22 May 2019 02:41:56 WIB | Iyad Wirayuda | dibaca 1322
Ket: Ilustasi
Foto: google
Jeddah, LiputanBMI - Tersandar dalam keheningan malam, hati nan gelisah menyelimuti perasaan Rosita yang akan ditinggal cuti oleh suaminya Warsono. Ada hati yang tercabik namun hanya mampu ia pendam.

Di saat semua orang terlelap, dalam diam bersama keheningan Rosita bermunajat kepada Tuhan agar diberikan hati yang lapang dan ikhlas dalam menjalani irisan takdir sebagai istri kedua.

Sesekali ia memandang wajah Warsono yang sedang terlelap tidur sambil merapikan pakaian ke dalam koper yang akan dibawa pulang oleh suaminya.

Satu persatu baju dilipat, tak terasa air mata jatuh dari kedua kelopak matanya yang sudah membasah saat memasukkan barang-barang hadiah yang dibeli Warsono untuk madunya (istri pertama).

"Jangankan hadiah, sehelai kain pun belum pernah kamu belikan kepadaku sejak kita menikah mas. Aku sadar hanya sebagai istri pelampiasan kesepianmu saja," gumam Rosita dalam hati sembari mengusap air matanya.

Sebagai pekerja migran overstayer di Jeddah, Rosita tidak punya banyak pilihan hanya bisa menerima saat dipersunting Warsono. Baginya menikah menjadi pilihan terbaik sebagai tempat berlindung.

Meski Warsono memliki anak dan istri di kampungnya, namun kasih sayang Rosita begitu besar kepada suaminya. Dia tidak menuntut apa-apa dalam hal materi.

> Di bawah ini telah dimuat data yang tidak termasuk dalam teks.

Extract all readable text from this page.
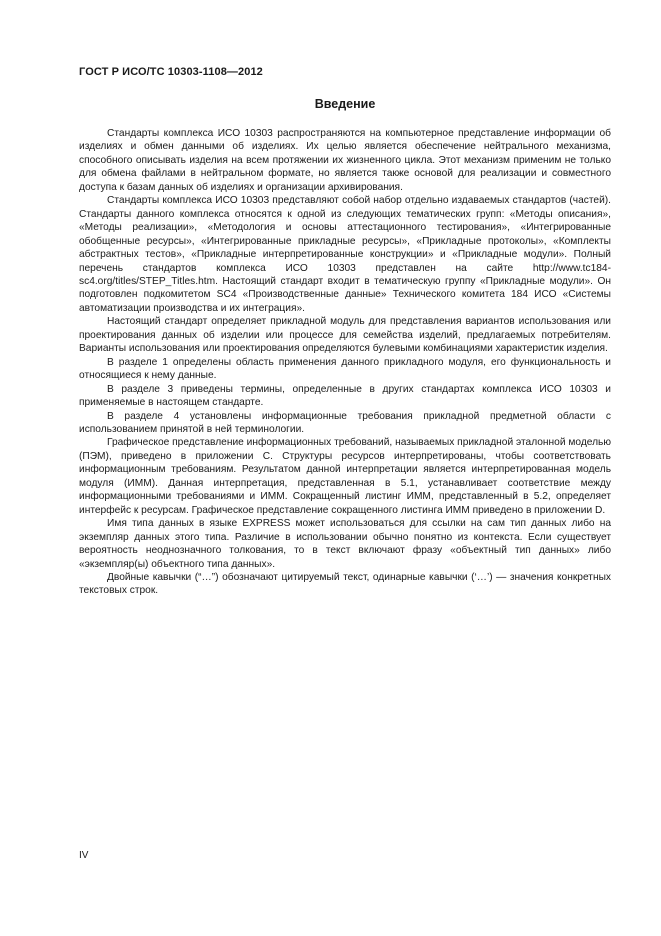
ГОСТ Р ИСО/ТС 10303-1108—2012
Введение

Стандарты комплекса ИСО 10303 распространяются на компьютерное представление информации об изделиях и обмен данными об изделиях. Их целью является обеспечение нейтрального механизма, способного описывать изделия на всем протяжении их жизненного цикла. Этот механизм применим не только для обмена файлами в нейтральном формате, но является также основой для реализации и совместного доступа к базам данных об изделиях и организации архивирования.

Стандарты комплекса ИСО 10303 представляют собой набор отдельно издаваемых стандартов (частей). Стандарты данного комплекса относятся к одной из следующих тематических групп: «Методы описания», «Методы реализации», «Методология и основы аттестационного тестирования», «Интегрированные обобщенные ресурсы», «Интегрированные прикладные ресурсы», «Прикладные протоколы», «Комплекты абстрактных тестов», «Прикладные интерпретированные конструкции» и «Прикладные модули». Полный перечень стандартов комплекса ИСО 10303 представлен на сайте http://www.tc184-sc4.org/titles/STEP_Titles.htm. Настоящий стандарт входит в тематическую группу «Прикладные модули». Он подготовлен подкомитетом SC4 «Производственные данные» Технического комитета 184 ИСО «Системы автоматизации производства и их интеграция».

Настоящий стандарт определяет прикладной модуль для представления вариантов использования или проектирования данных об изделии или процессе для семейства изделий, предлагаемых потребителям. Варианты использования или проектирования определяются булевыми комбинациями характеристик изделия.

В разделе 1 определены область применения данного прикладного модуля, его функциональность и относящиеся к нему данные.

В разделе 3 приведены термины, определенные в других стандартах комплекса ИСО 10303 и применяемые в настоящем стандарте.

В разделе 4 установлены информационные требования прикладной предметной области с использованием принятой в ней терминологии.

Графическое представление информационных требований, называемых прикладной эталонной моделью (ПЭМ), приведено в приложении С. Структуры ресурсов интерпретированы, чтобы соответствовать информационным требованиям. Результатом данной интерпретации является интерпретированная модель модуля (ИММ). Данная интерпретация, представленная в 5.1, устанавливает соответствие между информационными требованиями и ИММ. Сокращенный листинг ИММ, представленный в 5.2, определяет интерфейс к ресурсам. Графическое представление сокращенного листинга ИММ приведено в приложении D.

Имя типа данных в языке EXPRESS может использоваться для ссылки на сам тип данных либо на экземпляр данных этого типа. Различие в использовании обычно понятно из контекста. Если существует вероятность неоднозначного толкования, то в текст включают фразу «объектный тип данных» либо «экземпляр(ы) объектного типа данных».

Двойные кавычки (“…”) обозначают цитируемый текст, одинарные кавычки (‘…’) — значения конкретных текстовых строк.

IV
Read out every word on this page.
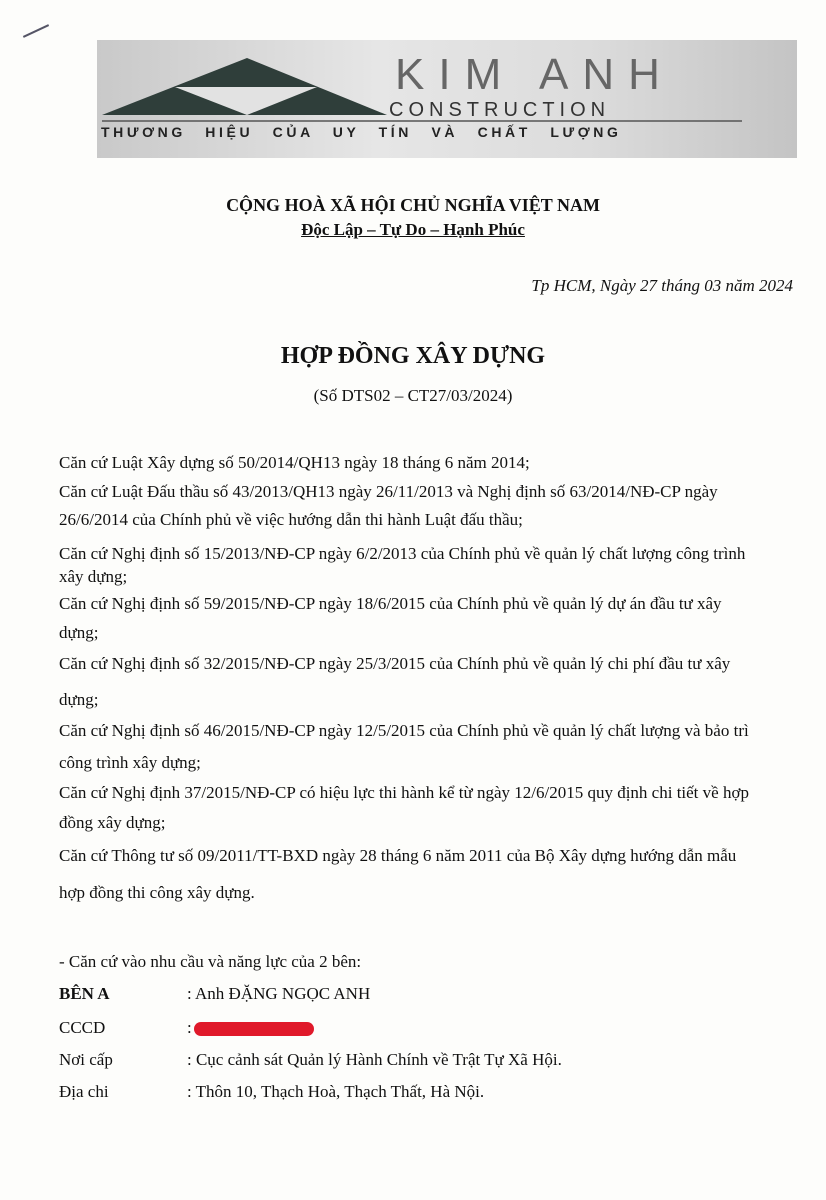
KIM ANH
CONSTRUCTION
THƯƠNG HIỆU CỦA UY TÍN VÀ CHẤT LƯỢNG
CỘNG HOÀ XÃ HỘI CHỦ NGHĨA VIỆT NAM
Độc Lập – Tự Do – Hạnh Phúc
Tp HCM, Ngày 27 tháng 03 năm 2024
HỢP ĐỒNG XÂY DỰNG
(Số DTS02 – CT27/03/2024)
Căn cứ Luật Xây dựng số 50/2014/QH13 ngày 18 tháng 6 năm 2014;
Căn cứ Luật Đấu thầu số 43/2013/QH13 ngày 26/11/2013 và Nghị định số 63/2014/NĐ-CP ngày
26/6/2014 của Chính phủ về việc hướng dẫn thi hành Luật đấu thầu;
Căn cứ Nghị định số 15/2013/NĐ-CP ngày 6/2/2013 của Chính phủ về quản lý chất lượng công trình
xây dựng;
Căn cứ Nghị định số 59/2015/NĐ-CP ngày 18/6/2015 của Chính phủ về quản lý dự án đầu tư xây
dựng;
Căn cứ Nghị định số 32/2015/NĐ-CP ngày 25/3/2015 của Chính phủ về quản lý chi phí đầu tư xây
dựng;
Căn cứ Nghị định số 46/2015/NĐ-CP ngày 12/5/2015 của Chính phủ về quản lý chất lượng và bảo trì
công trình xây dựng;
Căn cứ Nghị định 37/2015/NĐ-CP có hiệu lực thi hành kể từ ngày 12/6/2015 quy định chi tiết về hợp
đồng xây dựng;
Căn cứ Thông tư số 09/2011/TT-BXD ngày 28 tháng 6 năm 2011 của Bộ Xây dựng hướng dẫn mẫu
hợp đồng thi công xây dựng.
- Căn cứ vào nhu cầu và năng lực của 2 bên:
BÊN A	: Anh ĐẶNG NGỌC ANH
CCCD	:
Nơi cấp	: Cục cảnh sát Quản lý Hành Chính về Trật Tự Xã Hội.
Địa chi	: Thôn 10, Thạch Hoà, Thạch Thất, Hà Nội.
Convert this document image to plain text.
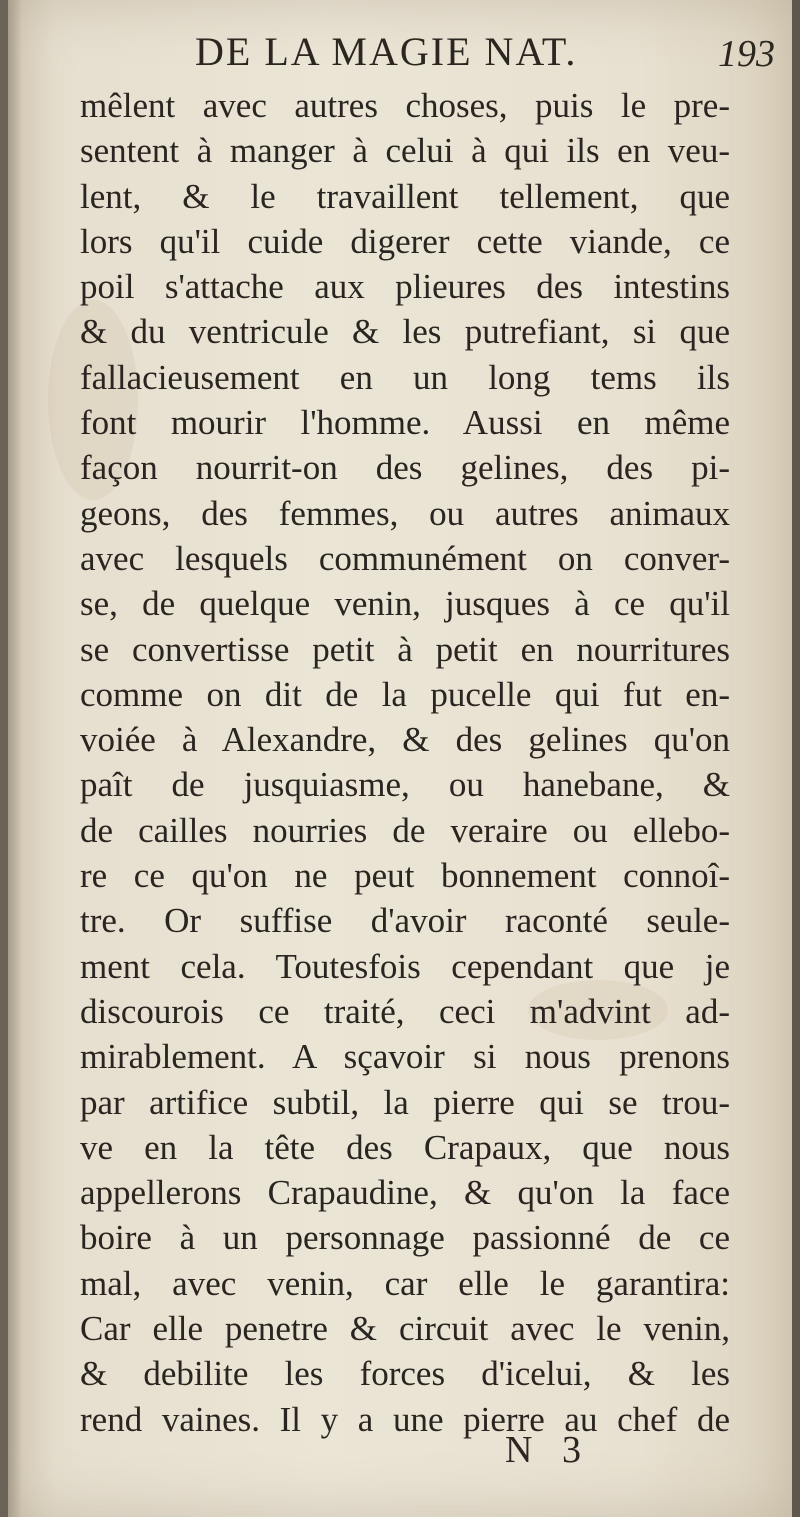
DE LA MAGIE NAT.	193
mêlent avec autres choses, puis le pre-
sentent à manger à celui à qui ils en veu-
lent, & le travaillent tellement, que
lors qu'il cuide digerer cette viande, ce
poil s'attache aux plieures des intestins
& du ventricule & les putrefiant, si que
fallacieusement en un long tems ils
font mourir l'homme. Aussi en même
façon nourrit-on des gelines, des pi-
geons, des femmes, ou autres animaux
avec lesquels communément on conver-
se, de quelque venin, jusques à ce qu'il
se convertisse petit à petit en nourritures
comme on dit de la pucelle qui fut en-
voiée à Alexandre, & des gelines qu'on
paît de jusquiasme, ou hanebane, &
de cailles nourries de veraire ou ellebo-
re ce qu'on ne peut bonnement connoî-
tre. Or suffise d'avoir raconté seule-
ment cela. Toutesfois cependant que je
discourois ce traité, ceci m'advint ad-
mirablement. A sçavoir si nous prenons
par artifice subtil, la pierre qui se trou-
ve en la tête des Crapaux, que nous
appellerons Crapaudine, & qu'on la face
boire à un personnage passionné de ce
mal, avec venin, car elle le garantira:
Car elle penetre & circuit avec le venin,
& debilite les forces d'icelui, & les
rend vaines. Il y a une pierre au chef de
N 3
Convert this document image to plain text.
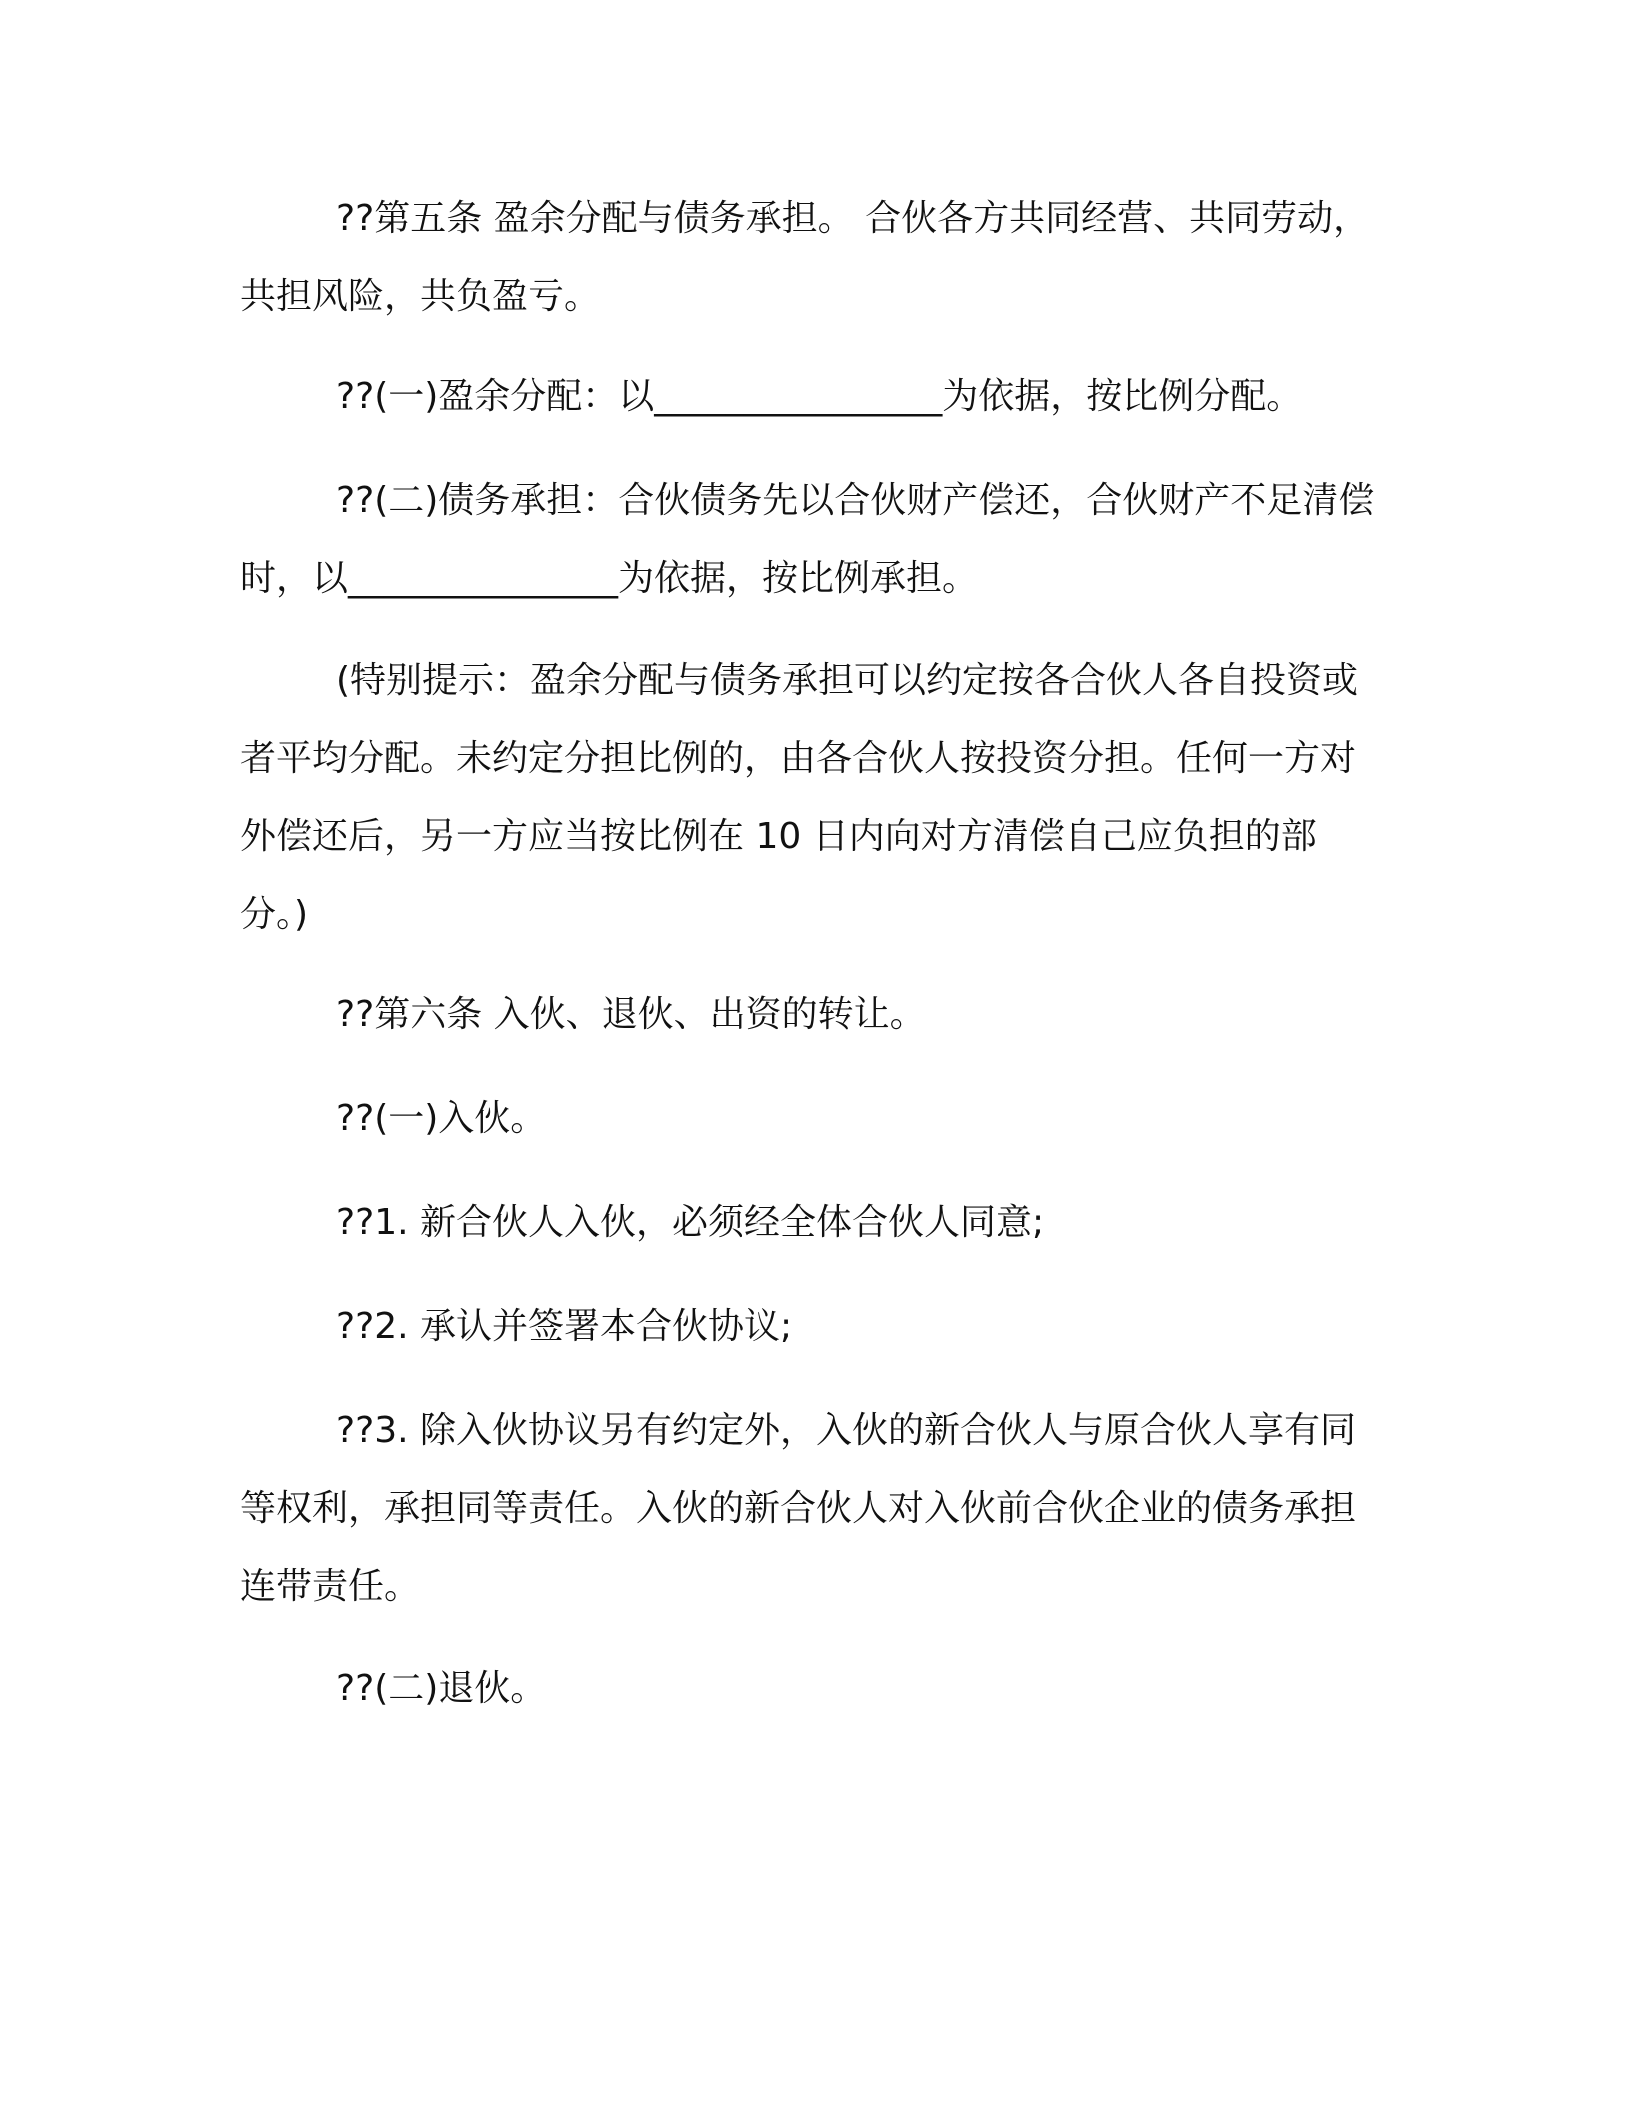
??第五条 盈余分配与债务承担。 合伙各方共同经营、共同劳动，共担风险，共负盈亏。

??(一)盈余分配：以________________为依据，按比例分配。

??(二)债务承担：合伙债务先以合伙财产偿还，合伙财产不足清偿时，以_______________为依据，按比例承担。

(特别提示：盈余分配与债务承担可以约定按各合伙人各自投资或者平均分配。未约定分担比例的，由各合伙人按投资分担。任何一方对外偿还后，另一方应当按比例在 10 日内向对方清偿自己应负担的部分。)

??第六条 入伙、退伙、出资的转让。

??(一)入伙。

??1. 新合伙人入伙，必须经全体合伙人同意;

??2. 承认并签署本合伙协议;

??3. 除入伙协议另有约定外，入伙的新合伙人与原合伙人享有同等权利，承担同等责任。入伙的新合伙人对入伙前合伙企业的债务承担连带责任。

??(二)退伙。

Rosita tidak ingin membebankan apapun kepada suaminya, apalagi mengganggu hubungan pernikahan Warsono dengan istri pertama.

Adzan subuh berkumandang, Rosita pun membangunkan suaminya agar segera bersiap-siap. Pagi itu menjadi pemandangan yang syahdu bagi keduanya dengan mendirikan shalat berjamaah.

"Mah, kamu jaga diri baik-baik ya. Aku cuti hanya tiga bulan InsyaAllah kita bisa berkumpul lagi bersama," ucap Warsono sambil mencium kening Rosita.

"Iya pah...kamu juga jaga diri baik-baik semoga selamat sampai tujuan dan bisa berkumpul dengan keluargamu," timpal Rosita. dengan membalas mencium tangan Warosno

"Iya mah, papah mohon maaf jika seandainya nanti tidak ada kabar. Kamu juga minta tolong jangan hubungin aku selama cuti karena takut ketahuan istriku di kampung," tukas Warsono.

Mendengar ucapan itu tangis Rosita pecah, bibirnya tak mampu berkata-kata hanya bisa menahan sakit dalam hati sambil memeluk erat Warsono.

Cerita ini hanya fiktif belaka, mohon maaf bila ada kesamaan nama.